Which makes one wonder, did the motor/pump give up due to the mechanical woes of the system? How much longer would the motor/pump have lasted if the issue with the check valve/pump was caught early? Does any of this even matter when the problem is 200+ ft down the hole? (Spoiler: Nope!)
About 15 years ago I installed a Cycle Stop Valve in my water system. The CSV limits the pressure and minimizes the cycling of the pump working together with the pressure tank. Throttleing the output pressure the same so the pump runs more steady. Constant Pressure Pump Control Valves
Those are a pretty neat solution if you don't have room for a big pressure tank or just don't want to go that route. All it is, is a Pressure Reducing Valve with a "calibrated leak" past the valve seat. As long as you are flowing more than the leak, the pump stays running since the pressure regulator is typically set just under the cut-out pressure of the pressure switch. Once the demand stops, the leak will allow the system pressure to rise slowly until it pops the switch. Caveat being that the leak needs to be big enough to maintain motor cooling while the system pumps up to the cut-out. If you have a big pressure tank (as I prefer), you may want to run some maths to make sure the bypass flow is adequate, or that the pump motor won't run long enough after demand stops for it to overheat.
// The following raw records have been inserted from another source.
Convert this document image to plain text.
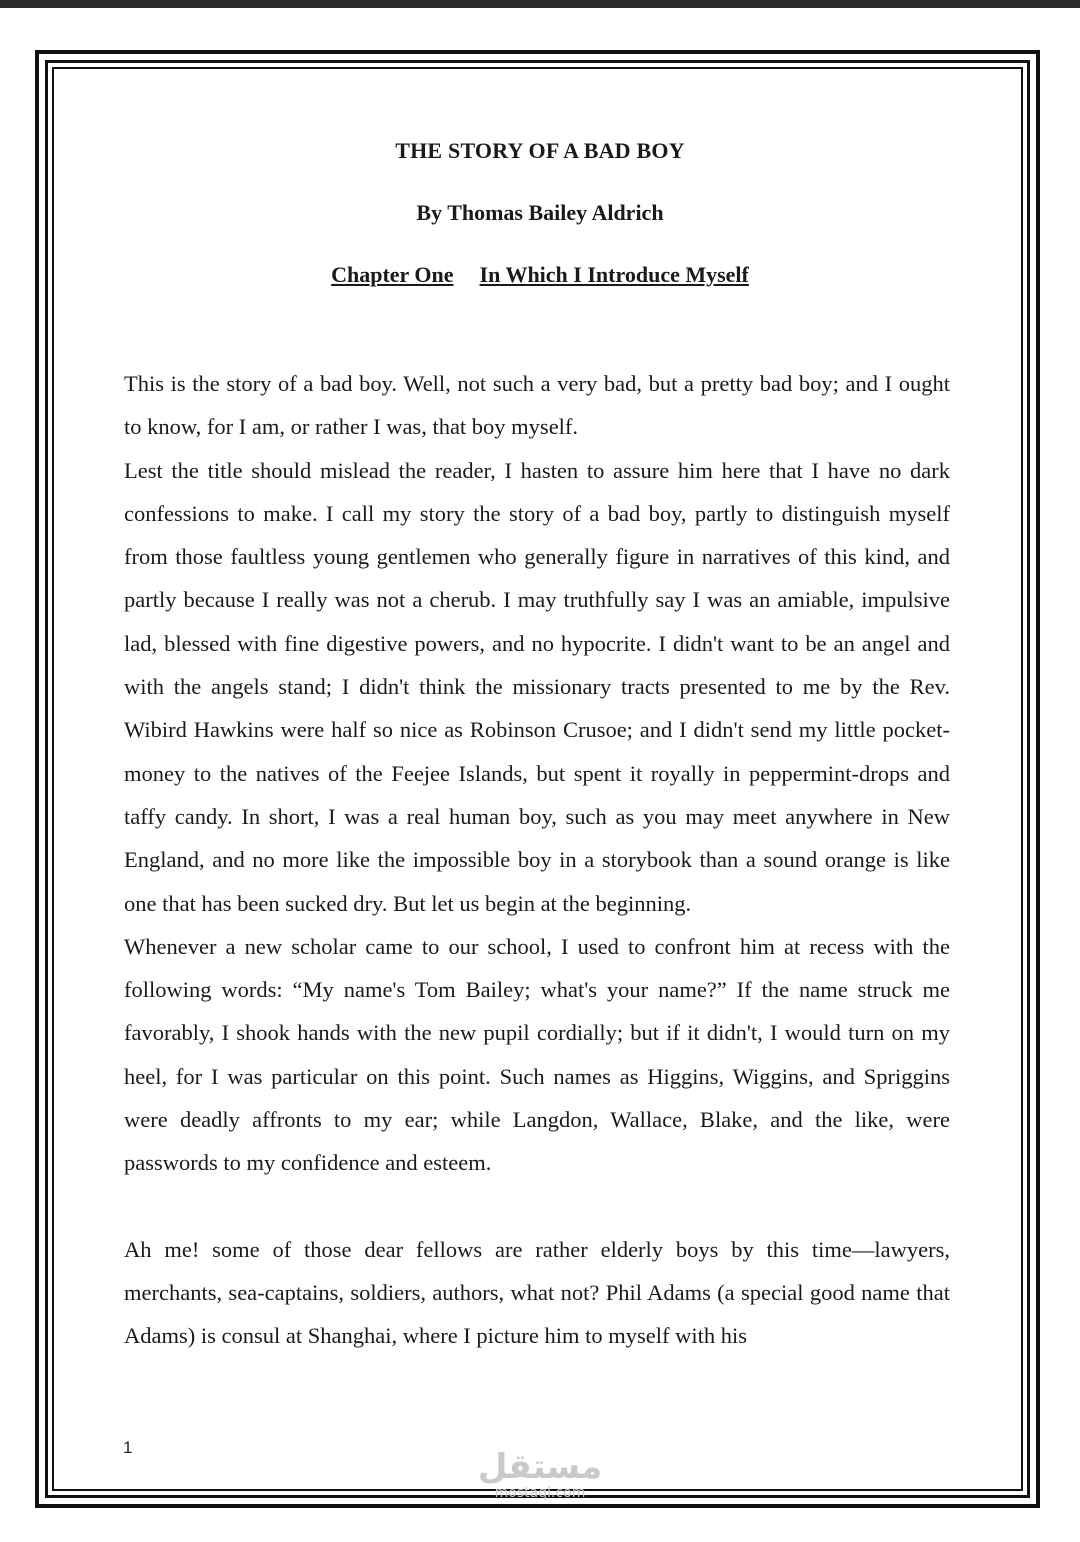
THE STORY OF A BAD BOY
By Thomas Bailey Aldrich
Chapter One In Which I Introduce Myself

This is the story of a bad boy. Well, not such a very bad, but a pretty bad boy; and I ought to know, for I am, or rather I was, that boy myself.

Lest the title should mislead the reader, I hasten to assure him here that I have no dark confessions to make. I call my story the story of a bad boy, partly to distinguish myself from those faultless young gentlemen who generally figure in narratives of this kind, and partly because I really was not a cherub. I may truthfully say I was an amiable, impulsive lad, blessed with fine digestive powers, and no hypocrite. I didn't want to be an angel and with the angels stand; I didn't think the missionary tracts presented to me by the Rev. Wibird Hawkins were half so nice as Robinson Crusoe; and I didn't send my little pocket-money to the natives of the Feejee Islands, but spent it royally in peppermint-drops and taffy candy. In short, I was a real human boy, such as you may meet anywhere in New England, and no more like the impossible boy in a storybook than a sound orange is like one that has been sucked dry. But let us begin at the beginning.

Whenever a new scholar came to our school, I used to confront him at recess with the following words: “My name's Tom Bailey; what's your name?” If the name struck me favorably, I shook hands with the new pupil cordially; but if it didn't, I would turn on my heel, for I was particular on this point. Such names as Higgins, Wiggins, and Spriggins were deadly affronts to my ear; while Langdon, Wallace, Blake, and the like, were passwords to my confidence and esteem.

Ah me! some of those dear fellows are rather elderly boys by this time—lawyers, merchants, sea-captains, soldiers, authors, what not? Phil Adams (a special good name that Adams) is consul at Shanghai, where I picture him to myself with his

1	مستقل
mostaql.com
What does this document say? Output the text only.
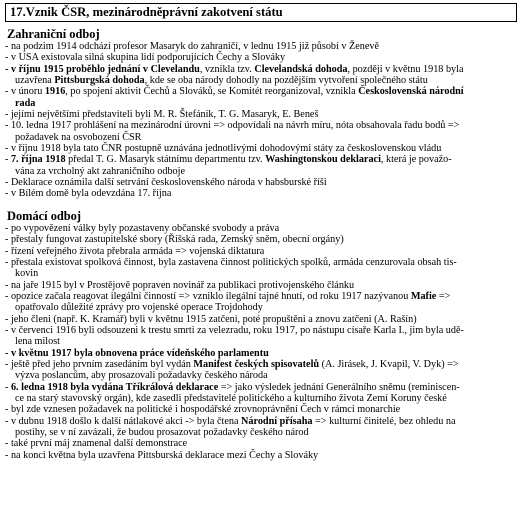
17.Vznik ČSR, mezinárodněprávní zakotvení státu
Zahraniční odboj
- na podzim 1914 odchází profesor Masaryk do zahraničí, v lednu 1915 již působí v Ženevě
- v USA existovala silná skupina lidí podporujících Čechy a Slováky
- v říjnu 1915 proběhlo jednání v Clevelandu, vznikla tzv. Clevelandská dohoda, později v květnu 1918 byla
uzavřena Pittsburgská dohoda, kde se oba národy dohodly na pozdějším vytvoření společného státu
- v únoru 1916, po spojení aktivit Čechů a Slováků, se Komitét reorganizoval, vznikla Československá národní
rada
- jejími největšími představiteli byli M. R. Štefánik, T. G. Masaryk, E. Beneš
- 10. ledna 1917 prohlášení na mezinárodní úrovni => odpovídali na návrh míru, nóta obsahovala řadu bodů =>
požadavek na osvobození ČSR
- v říjnu 1918 byla tato ČNR postupně uznávána jednotlivými dohodovými státy za československou vládu
- 7. října 1918 předal T. G. Masaryk státnímu departmentu tzv. Washingtonskou deklaraci, která je považo-
vána za vrcholný akt zahraničního odboje
- Deklarace oznámila další setrvání československého národa v habsburské říši
- v Bílém domě byla odevzdána 17. října
Domácí odboj
- po vypovězení války byly pozastaveny občanské svobody a práva
- přestaly fungovat zastupitelské sbory (Říšská rada, Zemský sněm, obecní orgány)
- řízení veřejného života přebrala armáda => vojenská diktatura
- přestala existovat spolková činnost, byla zastavena činnost politických spolků, armáda cenzurovala obsah tis-
kovin
- na jaře 1915 byl v Prostějově popraven novinář za publikaci protivojenského článku
- opozice začala reagovat ilegální činností => vzniklo ilegální tajné hnutí, od roku 1917 nazývanou Mafie =>
opatřovalo důležité zprávy pro vojenské operace Trojdohody
- jeho členi (např. K. Kramář) byli v květnu 1915 zatčeni, poté propuštěni a znovu zatčeni (A. Rašín)
- v červenci 1916 byli odsouzeni k trestu smrti za velezradu, roku 1917, po nástupu císaře Karla I., jim byla udě-
lena milost
- v květnu 1917 byla obnovena práce vídeňského parlamentu
- ještě před jeho prvním zasedáním byl vydán Manifest českých spisovatelů (A. Jirásek, J. Kvapil, V. Dyk) =>
výzva poslancům, aby prosazovali požadavky českého národa
- 6. ledna 1918 byla vydána Tříkrálová deklarace => jako výsledek jednání Generálního sněmu (reminiscen-
ce na starý stavovský orgán), kde zasedli představitelé politického a kulturního života Zemí Koruny české
- byl zde vznesen požadavek na politické i hospodářské zrovnoprávnění Čech v rámci monarchie
- v dubnu 1918 došlo k další nátlakové akci -> byla čtena Národní přísaha => kulturní činitelé, bez ohledu na
postihy, se v ní zavázali, že budou prosazovat požadavky českého národ
- také první máj znamenal další demonstrace
- na konci května byla uzavřena Pittsburská deklarace mezi Čechy a Slováky
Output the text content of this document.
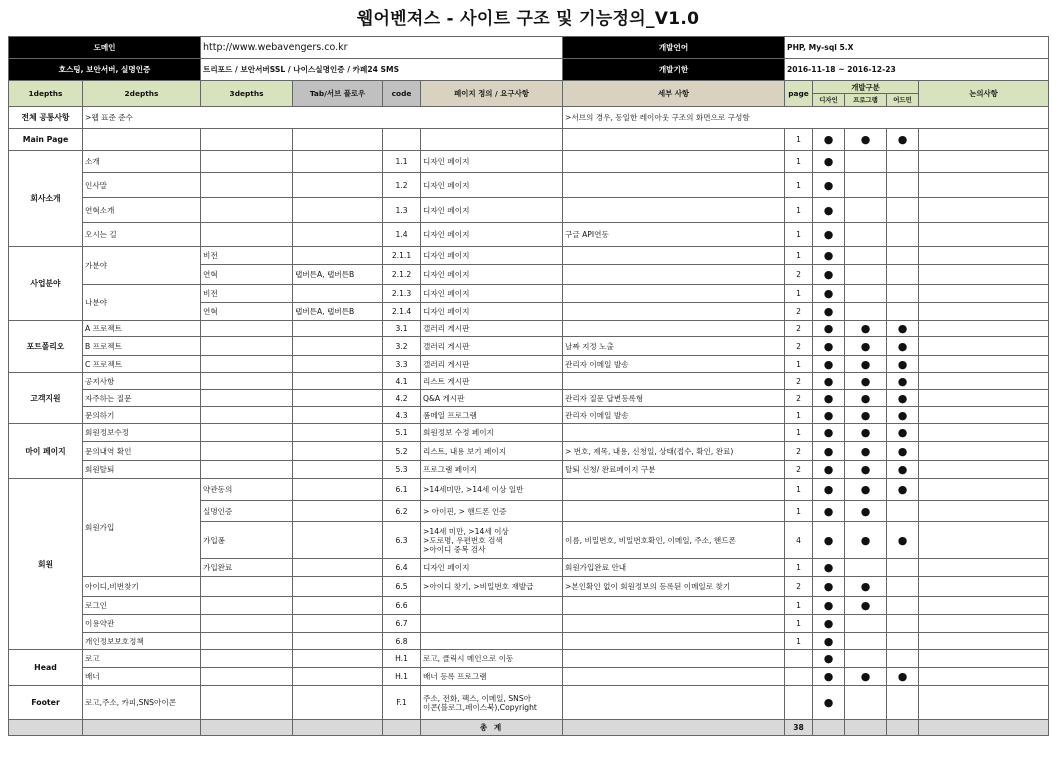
웹어벤져스 - 사이트 구조 및 기능정의_V1.0
도메인		http://www.webavengers.co.kr				개발언어	PHP, My-sql 5.X				
호스팅, 보안서버, 실명인증		트리포드 / 보안서버SSL / 나이스실명인증 / 카페24 SMS				개발기한	2016-11-18 ~ 2016-12-23				
1depths	2depths	3depths	Tab/서브 플로우	code	페이지 정의 / 요구사항	세부 사항	page	개발구분			논의사항
								디자인	프로그램	어드민	
전체 공통사항	>웹 표준 준수					>서브의 경우, 동일한 레이아웃 구조의 화면으로 구성함					
Main Page							1	●	●	●	
회사소개	소개			1.1	디자인 페이지		1	●			
	인사말			1.2	디자인 페이지		1	●			
	연혁소개			1.3	디자인 페이지		1	●			
	오시는 길			1.4	디자인 페이지	구글 API연동	1	●			
사업분야	가분야	비전		2.1.1	디자인 페이지		1	●			
		연혁	탭버튼A, 탭버튼B	2.1.2	디자인 페이지		2	●			
	나분야	비전		2.1.3	디자인 페이지		1	●			
		연혁	탭버튼A, 탭버튼B	2.1.4	디자인 페이지		2	●			
포트폴리오	A 프로젝트			3.1	갤러리 게시판		2	●	●	●	
	B 프로젝트			3.2	갤러리 게시판	날짜 지정 노출	2	●	●	●	
	C 프로젝트			3.3	갤러리 게시판	관리자 이메일 발송	1	●	●	●	
고객지원	공지사항			4.1	리스트 게시판		2	●	●	●	
	자주하는 질문			4.2	Q&A 게시판	관리자 질문 답변등록형	2	●	●	●	
	문의하기			4.3	폼메일 프로그램	관리자 이메일 발송	1	●	●	●	
마이 페이지	회원정보수정			5.1	회원정보 수정 페이지		1	●	●	●	
	문의내역 확인			5.2	리스트, 내용 보기 페이지	> 번호, 제목, 내용, 신청일, 상태(접수, 확인, 완료)	2	●	●	●	
	회원탈퇴			5.3	프로그램 페이지	탈퇴 신청/ 완료페이지 구분	2	●	●	●	
회원	회원가입	약관동의		6.1	>14세미만, >14세 이상 일반		1	●	●	●	
		실명인증		6.2	> 아이핀, > 핸드폰 인증		1	●	●		
		가입폼		6.3	>14세 미만, >14세 이상
>도로명, 우편번호 검색
>아이디 중복 검사	이름, 비밀번호, 비밀번호확인, 이메일, 주소, 핸드폰	4	●	●	●	
		가입완료		6.4	디자인 페이지	회원가입완료 안내	1	●			
	아이디,비번찾기			6.5	>아이디 찾기, >비밀번호 재발급	>본인확인 없이 회원정보의 등록된 이메일로 찾기	2	●	●		
	로그인			6.6			1	●	●		
	이용약관			6.7			1	●			
	개인정보보호정책			6.8			1	●			
Head	로고			H.1	로고, 클릭시 메인으로 이동			●			
	배너			H.1	배너 등록 프로그램			●	●	●	
Footer	로고,주소, 카피,SNS아이콘			F.1	주소, 전화, 팩스, 이메일, SNS아
이콘(블로그,페이스북),Copyright			●			
					총 계		38				
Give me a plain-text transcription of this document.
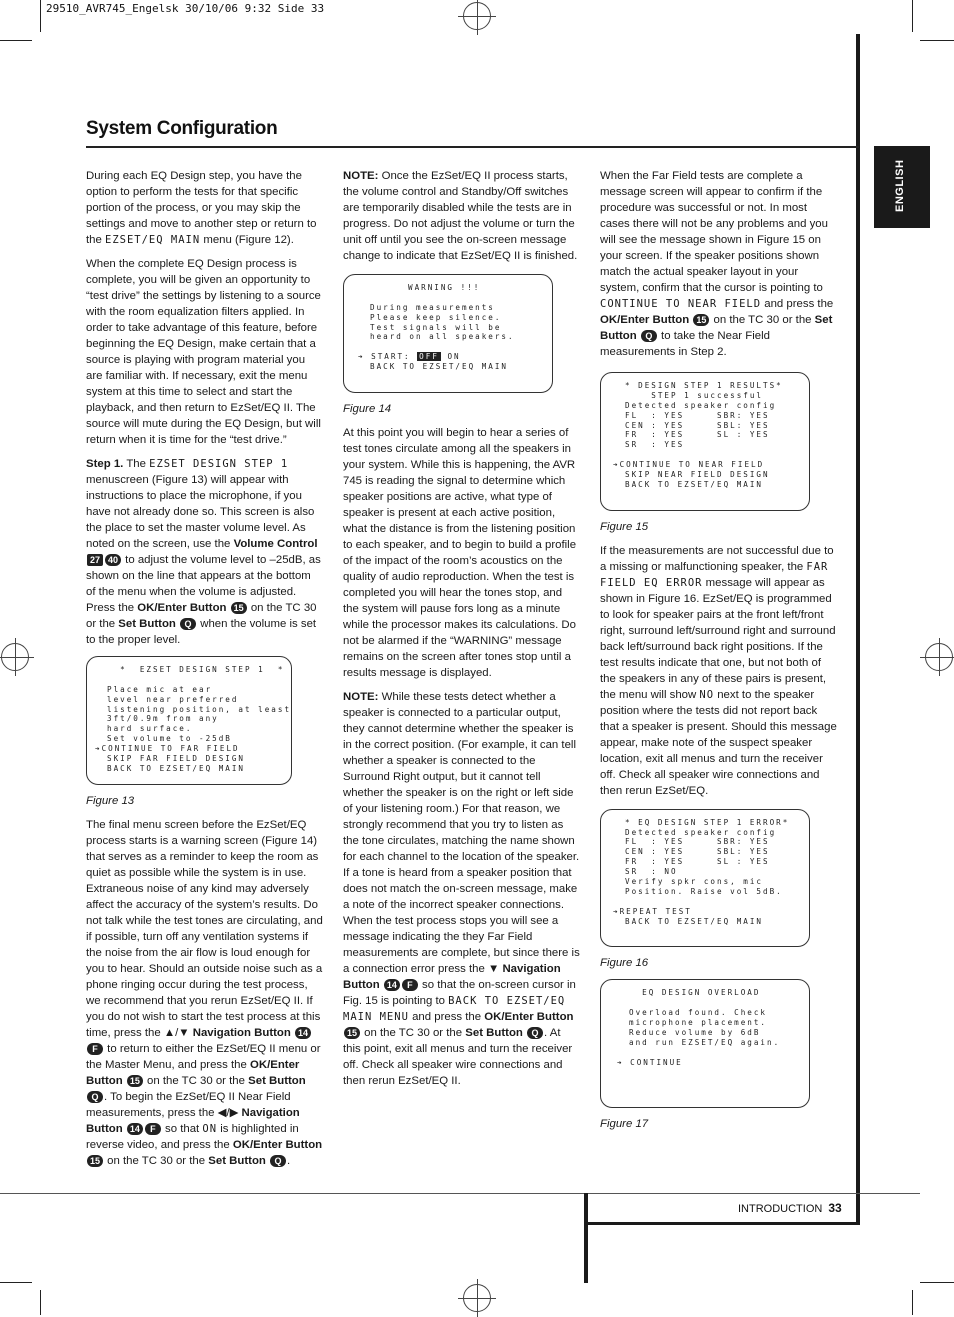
29510_AVR745_Engelsk 30/10/06 9:32 Side 33
System Configuration
ENGLISH

During each EQ Design step, you have the option to perform the tests for that specific portion of the process, or you may skip the settings and move to another step or return to the EZSET/EQ MAIN menu (Figure 12).

When the complete EQ Design process is complete, you will be given an opportunity to “test drive” the settings by listening to a source with the room equalization filters applied. In order to take advantage of this feature, before beginning the EQ Design, make certain that a source is playing with program material you are familiar with. If necessary, exit the menu system at this time to select and start the playback, and then return to EzSet/EQ II. The source will mute during the EQ Design, but will return when it is time for the “test drive.”

Step 1. The EZSET DESIGN STEP 1 menuscreen (Figure 13) will appear with instructions to place the microphone, if you have not already done so. This screen is also the place to set the master volume level. As noted on the screen, use the Volume Control 27 40 to adjust the volume level to –25dB, as shown on the line that appears at the bottom of the menu when the volume is adjusted. Press the OK/Enter Button 15 on the TC 30 or the Set Button Q when the volume is set to the proper level.

*  EZSET DESIGN STEP 1  *
Place mic at ear
level near preferred
listening position, at least
3ft/0.9m from any
hard surface.
Set volume to -25dB
➔CONTINUE TO FAR FIELD
SKIP FAR FIELD DESIGN
BACK TO EZSET/EQ MAIN

Figure 13

The final menu screen before the EzSet/EQ process starts is a warning screen (Figure 14) that serves as a reminder to keep the room as quiet as possible while the system is in use. Extraneous noise of any kind may adversely affect the accuracy of the system’s results. Do not talk while the test tones are circulating, and if possible, turn off any ventilation systems if the noise from the air flow is loud enough for you to hear. Should an outside noise such as a phone ringing occur during the test process, we recommend that you rerun EzSet/EQ II. If you do not wish to start the test process at this time, press the ▲/▼ Navigation Button 14F to return to either the EzSet/EQ II menu or the Master Menu, and press the OK/Enter Button 15 on the TC 30 or the Set Button Q . To begin the EzSet/EQ II Near Field measurements, press the ◀/▶ Navigation Button 14 F so that ON is highlighted in reverse video, and press the OK/Enter Button 15 on the TC 30 or the Set Button Q .

NOTE: Once the EzSet/EQ II process starts, the volume control and Standby/Off switches are temporarily disabled while the tests are in progress. Do not adjust the volume or turn the unit off until you see the on-screen message change to indicate that EzSet/EQ II is finished.

WARNING !!!
During measurements
Please keep silence.
Test signals will be
heard on all speakers.
➔ START: OFF ON
BACK TO EZSET/EQ MAIN

Figure 14

At this point you will begin to hear a series of test tones circulate among all the speakers in your system. While this is happening, the AVR 745 is reading the signal to determine which speaker positions are active, what type of speaker is present at each active position, what the distance is from the listening position to each speaker, and to begin to build a profile of the impact of the room’s acoustics on the quality of audio reproduction. When the test is completed you will hear the tones stop, and the system will pause fors long as a minute while the processor makes its calculations. Do not be alarmed if the “WARNING” message remains on the screen after tones stop until a results message is displayed.

NOTE: While these tests detect whether a speaker is connected to a particular output, they cannot determine whether the speaker is in the correct position. (For example, it can tell whether a speaker is connected to the Surround Right output, but it cannot tell whether the speaker is on the right or left side of your listening room.) For that reason, we strongly recommend that you try to listen as the tone circulates, matching the name shown for each channel to the location of the speaker. If a tone is heard from a speaker position that does not match the on-screen message, make a note of the incorrect speaker connections. When the test process stops you will see a message indicating the they Far Field measurements are complete, but since there is a connection error press the ▼ Navigation Button 14 F so that the on-screen cursor in Fig. 15 is pointing to BACK TO EZSET/EQ MAIN MENU and press the OK/Enter Button 15 on the TC 30 or the Set Button Q . At this point, exit all menus and turn the receiver off. Check all speaker wire connections and then rerun EzSet/EQ II.

When the Far Field tests are complete a message screen will appear to confirm if the procedure was successful or not. In most cases there will not be any problems and you will see the message shown in Figure 15 on your screen. If the speaker positions shown match the actual speaker layout in your system, confirm that the cursor is pointing to CONTINUE TO NEAR FIELD and press the OK/Enter Button 15 on the TC 30 or the Set Button Q to take the Near Field measurements in Step 2.

* DESIGN STEP 1 RESULTS*
STEP 1 successful
Detected speaker config
FL  : YES     SBR: YES
CEN : YES     SBL: YES
FR  : YES     SL : YES
SR  : YES
➔CONTINUE TO NEAR FIELD
SKIP NEAR FIELD DESIGN
BACK TO EZSET/EQ MAIN

Figure 15

If the measurements are not successful due to a missing or malfunctioning speaker, the FAR FIELD EQ ERROR message will appear as shown in Figure 16. EzSet/EQ is programmed to look for speaker pairs at the front left/front right, surround left/surround right and surround back left/surround back right positions. If the test results indicate that one, but not both of the speakers in any of these pairs is present, the menu will show NO next to the speaker position where the tests did not report back that a speaker is present. Should this message appear, make note of the suspect speaker location, exit all menus and turn the receiver off. Check all speaker wire connections and then rerun EzSet/EQ.

* EQ DESIGN STEP 1 ERROR*
Detected speaker config
FL  : YES     SBR: YES
CEN : YES     SBL: YES
FR  : YES     SL : YES
SR  : NO
Verify spkr cons, mic
Position. Raise vol 5dB.
➔REPEAT TEST
BACK TO EZSET/EQ MAIN

Figure 16

EQ DESIGN OVERLOAD
Overload found. Check
microphone placement.
Reduce volume by 6dB
and run EZSET/EQ again.
➔ CONTINUE

Figure 17

INTRODUCTION 33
The impellers and shaft/ bearings were all bogarted. Being 200ft down, it's a send it down and let it run for as long as it can deal. The ones with a remote starter circuit in the well room, and not on the pump help in the case that the starter does out. No pump removal needed if that goes out.
Running the well pump is the expensive part. Seems like a solution to a problem that ends up wearing the pump out sooner, and giving you a bigger electric bill. Put a decent pressure tank on the system and it will work more efficiently.
Ok I was wondering about that. Just thinking it threw, I assumed on my well, pumping the water 150 feet up and into pressure tank was the most amp used. 2 years ago when my well died upgraded to bestt biggest tank
The biggest tank you can get is your best bet. You can even add tanks anywhere in the system. For instance if you do a lot of summer sprinkling you can "T" in a outdoor tank and reduce the amount of cycling.
The higher supply line pressure will actually reduce the pump motor's running (not the starting) current draw, but it will run for somewhat longer. It's an efficiency hit, but that doesn't matter if the starter windings of the pump motor are fried prematurely. It's also a system than many homeowners would be able to install, and troubleshoot, themselves. A bigger pressure tank isn't always an option, especially in areas that get cold enough to freeze for a night or three, but don't commonly have basements under small to average-sized homes. If running the pump was the dominant expense, we'd all have variable speed pumps that soft start and match pump output to demand. Coincidentally, that would extend the life of all that expensive equipment down the well too. But the standard is, single-phase motors, controlled by a pressure switch contactor, and a minimally sized pressure tank. Why? Because it's the cheapest viable solution, that can be installed and serviced by the largest demographic of skilled labor. To heck with your electric bill. Sound like you wore it out right proper! What was it, 30 years?
Just remembered you went from almost the North to the South.. years ago, I remember telling builders; I required a basement in other areas.. the looks I got!!
I don't think I've lit a split on fire in years. My current home is no slab on grade, no basement. We see a day or two of single digit lows every couple years. Just enough to make things complicated and top-up the plumbers' retirement funds.
Surprisingly, you have to go a little farther south if here for consistent 90+. Down in clemsonfor 's neighborhood (he's about 45 mins from me) and farther south is where you get into some brutal summer heat/humidity. It gets warm here, high 80's on the regular and that Carolina sun is STRONG - but I haven't found it oppressive like I feared I might when I moved.
We even added 20 more feet to the existing down pipe, to aid with watering and in case the water table lowers. I want 30 more years out of this pump. They put the same exact pump in that was taken out. At some point I'll need to put in a bigger/ better tank. I've got plenty of room in the" pump room" in the basement. Can't go with the bladder tank as they put in the check/ bleeder valves that you can't with a bladder tank. It's been great since replacement, just a clogged whole house filter that was like cement, and a laundry/ utility sink nozzle screen that was clogged from the same sediment.
Bold move......now the pick up tube/foot valve is closer to the sediment at the bottom of the casing. I have seen drilled wells where 3-4 feet made all the difference in sucking up sand and obstructing water system resulting in low volume.
No issues so far. It was the well guys advice. He has a lot of experience with wells around here. He looked and 2 of the neighbors have it where we do now too
I am in the camp of "bigger tank is better". We got the biggest we could find on relatively short notice. I might add another. We put our own well in, but not everyone can use a sand point because of water table, ground formation, etc... Sand points are very easy to maintain yourself.